• Re: Concise refutation of halting problem proofs V47, REFUTED, FAIR WAR

    From olcott@21:1/5 to Richard Damon on Sat Jan 8 21:20:38 2022
    XPost: comp.theory, sci.logic, sci.math

    On 1/8/2022 8:55 PM, Richard Damon wrote:
    On 1/8/22 8:41 PM, olcott wrote:
    // Simplified Linz(1990) Ĥ
    // and Strachey(1965) P
    void P(ptr x)
    {
       if (H(x, y))
         HERE: goto HERE;
    }

    H and P are defined according to the standard HP counter-example
    template shown above.

    H bases its halt status decision on the behavior of the simulation of
    its input.

    Then P demonstrates an infinitely repeating pattern that cannot
    possibly ever reach its final state.

    This conclusively proves that the input to H meets the Linz definition
    of non-halting:

    computation that halts … the Turing machine will halt whenever it
    enters a final state. (Linz:1990:234)
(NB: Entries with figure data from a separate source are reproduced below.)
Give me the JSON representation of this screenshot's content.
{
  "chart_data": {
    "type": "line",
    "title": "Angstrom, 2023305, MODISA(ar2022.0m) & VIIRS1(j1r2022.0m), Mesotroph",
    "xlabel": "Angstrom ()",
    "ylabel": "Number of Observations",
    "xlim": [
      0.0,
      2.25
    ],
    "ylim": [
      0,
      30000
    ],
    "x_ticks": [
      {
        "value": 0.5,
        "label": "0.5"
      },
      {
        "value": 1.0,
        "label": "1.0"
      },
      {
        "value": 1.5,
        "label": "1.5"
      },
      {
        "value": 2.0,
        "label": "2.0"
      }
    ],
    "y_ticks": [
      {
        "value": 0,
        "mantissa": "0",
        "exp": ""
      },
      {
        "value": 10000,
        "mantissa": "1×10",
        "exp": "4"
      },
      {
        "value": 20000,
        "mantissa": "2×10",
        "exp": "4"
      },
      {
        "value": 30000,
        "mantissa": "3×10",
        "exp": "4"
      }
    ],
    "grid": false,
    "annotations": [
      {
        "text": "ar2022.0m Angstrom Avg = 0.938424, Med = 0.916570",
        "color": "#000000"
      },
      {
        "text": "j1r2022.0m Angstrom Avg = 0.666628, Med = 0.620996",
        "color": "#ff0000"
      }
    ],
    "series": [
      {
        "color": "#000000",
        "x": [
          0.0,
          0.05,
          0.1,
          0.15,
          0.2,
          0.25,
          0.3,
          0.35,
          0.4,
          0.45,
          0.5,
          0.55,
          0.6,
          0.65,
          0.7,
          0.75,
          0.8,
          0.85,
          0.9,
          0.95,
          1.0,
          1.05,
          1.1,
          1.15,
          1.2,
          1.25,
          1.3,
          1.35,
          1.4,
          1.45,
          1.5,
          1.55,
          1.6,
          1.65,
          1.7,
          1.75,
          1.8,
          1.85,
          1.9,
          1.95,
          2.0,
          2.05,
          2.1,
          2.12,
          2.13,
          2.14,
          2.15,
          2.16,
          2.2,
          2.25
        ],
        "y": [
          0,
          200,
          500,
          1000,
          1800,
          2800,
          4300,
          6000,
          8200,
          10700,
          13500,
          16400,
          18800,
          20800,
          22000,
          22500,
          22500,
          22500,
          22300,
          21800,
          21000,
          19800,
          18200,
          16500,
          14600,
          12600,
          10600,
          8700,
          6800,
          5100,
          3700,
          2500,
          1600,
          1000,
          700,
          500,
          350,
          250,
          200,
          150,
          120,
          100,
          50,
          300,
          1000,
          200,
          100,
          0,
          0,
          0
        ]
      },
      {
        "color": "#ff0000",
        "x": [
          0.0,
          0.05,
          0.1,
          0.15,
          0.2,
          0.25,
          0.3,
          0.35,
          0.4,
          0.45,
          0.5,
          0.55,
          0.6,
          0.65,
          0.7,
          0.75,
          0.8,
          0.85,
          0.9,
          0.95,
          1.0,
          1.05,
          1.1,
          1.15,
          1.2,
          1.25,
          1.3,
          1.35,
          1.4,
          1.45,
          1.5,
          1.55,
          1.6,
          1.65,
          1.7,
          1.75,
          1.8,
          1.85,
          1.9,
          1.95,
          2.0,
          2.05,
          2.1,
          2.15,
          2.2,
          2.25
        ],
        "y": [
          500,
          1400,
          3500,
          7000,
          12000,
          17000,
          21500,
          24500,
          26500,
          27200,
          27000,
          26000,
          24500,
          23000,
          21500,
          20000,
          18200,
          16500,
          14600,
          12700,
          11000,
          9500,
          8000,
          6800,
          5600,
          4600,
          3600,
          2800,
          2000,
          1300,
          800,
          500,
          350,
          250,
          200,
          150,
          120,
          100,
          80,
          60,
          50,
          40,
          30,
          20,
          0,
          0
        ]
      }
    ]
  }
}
    thus the sufficiency condition for H to report that its input
    specifies a non-halting computation.

    Halting problem undecidability and infinitely nested simulation V2
    https://www.researchgate.net/publication/356105750_Halting_problem_undecidability_and_infinitely_nested_simulation_V2




    Full Proof with Request for Rebuttal
    We have gone around the circle of this MANY times, and you keep just rearranging things and not every answering the refutation.

    The problem is that you are simply too stupid to ever understand that P specifies a sequence of configurations that never reach its final state
    and thus is correctly determined to be a non-halting computation
    according to Linz.

    Malcolm, Kaz and Flibble are not too stupid to understand this.

    Ben, André and Mike are not interested in understanding what I say they
    are only interested in finding some basis for rebuttal. If there is at
    least one minor point that I have not proven completely they count
    everything that I say as incorrect on the basis of this minor point.

    --
    Copyright 2021 Pete Olcott

    Talent hits a target no one else can hit;
    Genius hits a target no one else can see.